Wernigerode l Marode Straßen mit veralteter Beleuchtung, nur wenige Wege für Fußgänger – in kaum einem Wernige-röder Stadtteil fühlen sich die Einwohner so vernachlässigt wie in Hasserode. Doch das soll sich in den nächsten zehn Jahren ändern: Die Verantwortlichen aus dem Rathaus wollen in die Infrastrukur des Viertels investieren. „Hasserode ist aus unserer Sicht ein Schwerpunkt für die Entwicklung des öffentlichen Raums“, betonte Baudezernent Burkhard Rudo in der jüngsten Sitzung des Bauausschusses.

Dafür will sich die Verwaltung mit dem südwestlichen Stadtteil um Aufnahme in das neue Städtebauprogramm „Wachstum und nachhaltige Erneuerung – Lebenswerte Quartiere gestalten“ bewerben. Ein entsprechender Antrag muss bis Ende November gestellt werden.

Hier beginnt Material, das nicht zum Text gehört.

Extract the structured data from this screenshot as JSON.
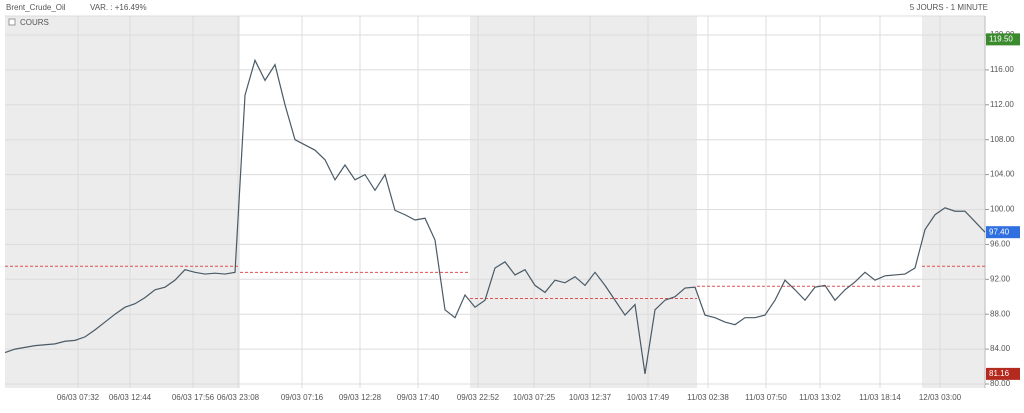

Zunächst gilt es, das Fördergebiet „parzellenscharf“ zu umreißen, wie es in der Stadtratsvorlage heißt. Von insgesamt untersuchten rund 203 Hektar schlagen die Gutachter der „die STEG Stadtentwicklung GmbH“ knapp 178 Hektar als Fördergebiet vor. Die Mitglieder des Bauausschusses empfahlen dies am Montagabend einstimmig weiter. Entscheiden muss der Stadtrat am Donnerstag, 5. November.